Brandon's life is almost perfect: a steady job, a nice apartment, good friends and women adore him. But something prevents Brandon from having a relationship that lasts more than four months, this incapacity is due to the fact that Brandon is a sex addict: to casual encounters with strangers and prostitutes, to pornography (both during and after working hours), to masturbation. And to some extent he seems to have his addiction under control, until her sister Sissy arrives unexpectedly looking for a place to live for a while.

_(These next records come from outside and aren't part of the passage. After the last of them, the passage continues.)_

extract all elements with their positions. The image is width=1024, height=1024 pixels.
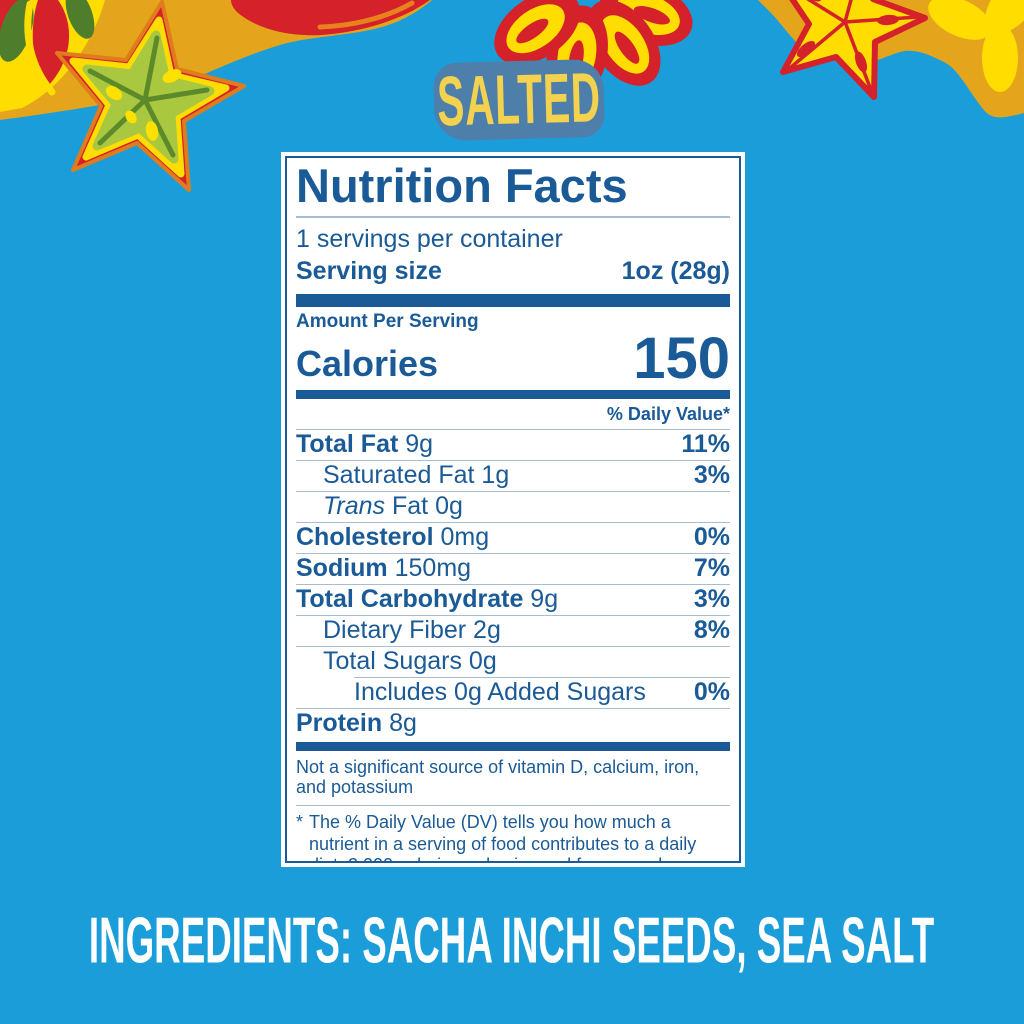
serving-size-row: Serving size 1oz (28g) xyxy=(296,254,730,294)
yellow-star-flower-icon xyxy=(780,0,928,100)
nutrient-row-added-sugars: Includes 0g Added Sugars 0% xyxy=(296,678,730,709)
thick-divider-bar xyxy=(296,389,730,399)
nutrient-row-protein: Protein 8g xyxy=(296,709,417,738)
nutrient-row-trans-fat: Trans Fat 0g xyxy=(296,492,730,523)
nutrition-facts-title: Nutrition Facts xyxy=(296,159,730,218)
nutrition-facts-inner: Nutrition Facts 1 servings per container… xyxy=(285,156,741,863)
corner-leaves-icon xyxy=(0,0,105,112)
daily-value-header: % Daily Value* xyxy=(296,399,730,430)
thick-divider-bar xyxy=(296,293,730,307)
thick-divider-bar xyxy=(296,741,730,751)
serving-size-value: 1oz (28g) xyxy=(621,256,730,285)
calories-value: 150 xyxy=(633,325,730,391)
flavor-badge-label: SALTED xyxy=(436,58,602,142)
nutrient-row-total-carbohydrate: Total Carbohydrate 9g 3% xyxy=(296,585,730,616)
nutrient-row-total-sugars: Total Sugars 0g xyxy=(323,647,497,676)
serving-size-label: Serving size xyxy=(296,256,442,285)
nutrient-row-total-fat: Total Fat 9g 11% xyxy=(296,430,730,461)
ingredients-line: INGREDIENTS: SACHA INCHI SEEDS, SEA SALT xyxy=(0,896,1024,986)
servings-per-container: 1 servings per container xyxy=(296,224,563,253)
nutrient-row-sodium: Sodium 150mg 7% xyxy=(296,554,730,585)
amount-per-serving-label: Amount Per Serving xyxy=(296,310,479,332)
calories-row: Calories 150 xyxy=(296,325,730,391)
not-significant-note: Not a significant source of vitamin D, c… xyxy=(296,751,730,807)
starfruit-flower-icon xyxy=(55,0,246,192)
gold-wave-band xyxy=(0,0,1024,120)
ingredients-text: INGREDIENTS: SACHA INCHI SEEDS, SEA SALT xyxy=(89,905,935,977)
flavor-badge: SALTED xyxy=(433,58,605,142)
indented-divider xyxy=(354,676,730,678)
nutrition-facts-label: Nutrition Facts 1 servings per container… xyxy=(281,152,745,867)
yellow-flower-silhouette-icon xyxy=(928,0,1024,92)
nutrient-row-saturated-fat: Saturated Fat 1g 3% xyxy=(296,461,730,492)
daily-value-footnote: * The % Daily Value (DV) tells you how m… xyxy=(296,812,697,861)
footnote-asterisk: * xyxy=(296,812,304,833)
red-leaf-icon xyxy=(231,0,430,36)
nutrient-row-cholesterol: Cholesterol 0mg 0% xyxy=(296,523,730,554)
calories-label: Calories xyxy=(296,343,439,385)
nutrient-row-dietary-fiber: Dietary Fiber 2g 8% xyxy=(296,616,730,647)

British director Steve McQueen delivers a fascinating character study that explores how modern life (in which new technologies play a major role), increasingly isolates people and makes them unable to establish emotional bonds with others. In Brandon's case, a hunter in search of pleasure and not love, the arrival of his sister will turn him into a prey of his own emotions and will make him face his reality.

One aspect that has caused controversy is the way so raw and explicit to show Brandon's sexual encounters, however this becomes a necessary element, since it is through them that you can see Brandon's need and desperation as Sissy is more involved in his life. Special mention deserves the dynamics established between them, since it is fully nuanced and can even be uncomfortable to witness but is devastatingly emotional (especially in the last minutes of the story).

However, the most important element for the success of the film lies in the performances: in the hands of less committed actors Brandon and Sissy's conflicts would be unconvincing, but McQueen wisely chooses Michael Fassbender (both had previously worked together on Hunger), who literally bares body and soul to take Brandon's emotions to the limit and does it so impressively in a brave and courageous performance (and unfortunately the Academy possibly considered too intense for consideration in their nominations). Meanwhile Carey Mulligan proves to be one of the young actresses with the best prospects and acting range nowadays: her rendition of the classic song New York, New York is an utter delight as well is one of the best scenes in the film.

Shame, in the end (as in most character studies) does not seek to create empathy for the characters, but rather wants us to reflect and ask ourselves how we would react in similar situations.